Международная организация по человеческому измерению (МОЧИ) объявляет о проведении широкомасштабной...”

Ага. Вот, что он искал:

“В письме участник розыгрыша должен описать любые имевшие место случаи допущенной в отношении него (нее) несправедливости.

Участники должны также указать способы и методы исправления этих несправедливостей”.

“Запорожец” старательно затарахтел. В машине было неуютно. Ледяная баранка. Кривая трещина-усмешка во все лобовое стекло.

Мотор прогревался, Маша курила.

Кашляла и курила. Зачем курит? Чтобы кашлять. Назло ему, Марату, кашлять: кха-кха. Кха-кха.

Марат подышал на замерзшие пальцы и тоже закурил.

Он устроит им лотерею. Он им такую лотерею устроит... Он их затопит письмами. Весь его проклятый магазин, все униженные и оскорбленные приползут к дверям этой их лотереи, посыпая пеплом голову, плечи, подмышки и промежности. И вдруг — бамс! — какое-нибудь из писем сработает. Что тут начнется...

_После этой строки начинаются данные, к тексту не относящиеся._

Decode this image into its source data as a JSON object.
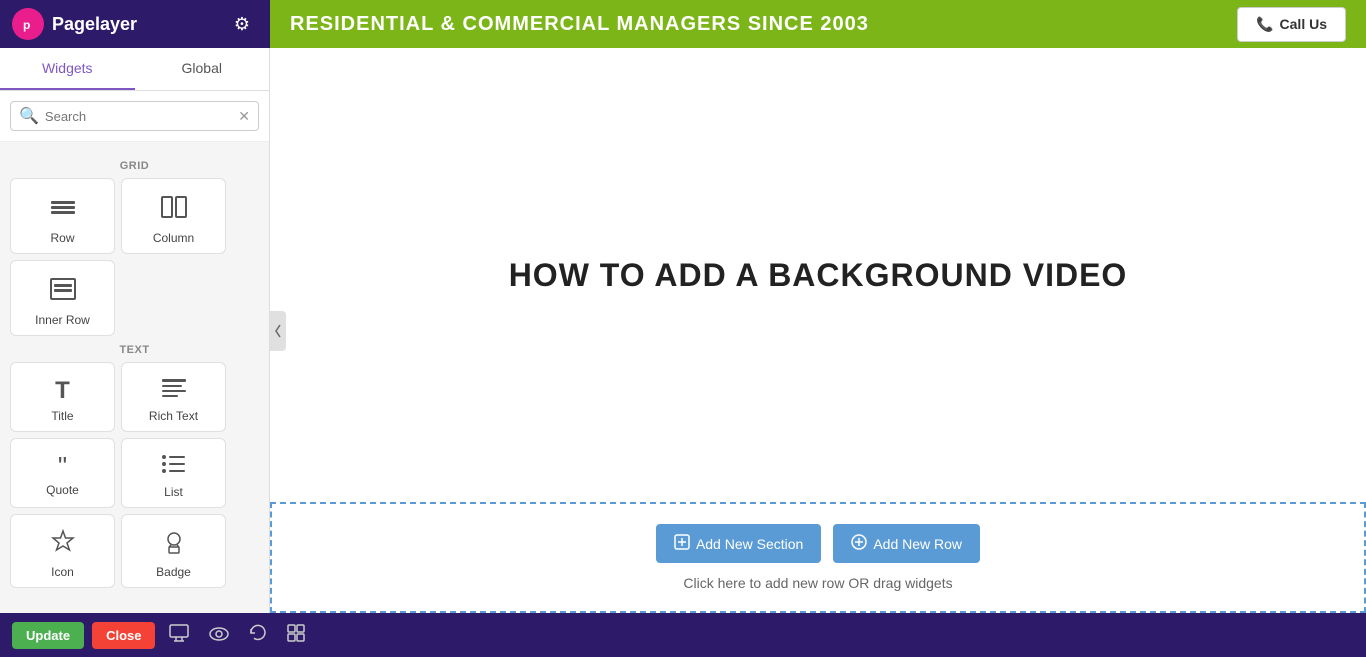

Машина, раздавив пару заиндевевших луж, выехала на улицу. Марат с ненавистью смотрел на наползающий на него город и улыбался.

— Слышь, Маш... Если эта чокнутая Ольга Тимофеевна опять придет со своими книжками, я ее из магазина выкину. Кому сейчас ее Шолохов-Горький нужен...

— Все у тебя, Мара, чокнутые... Хоть бы про кого человеческое слово сказал.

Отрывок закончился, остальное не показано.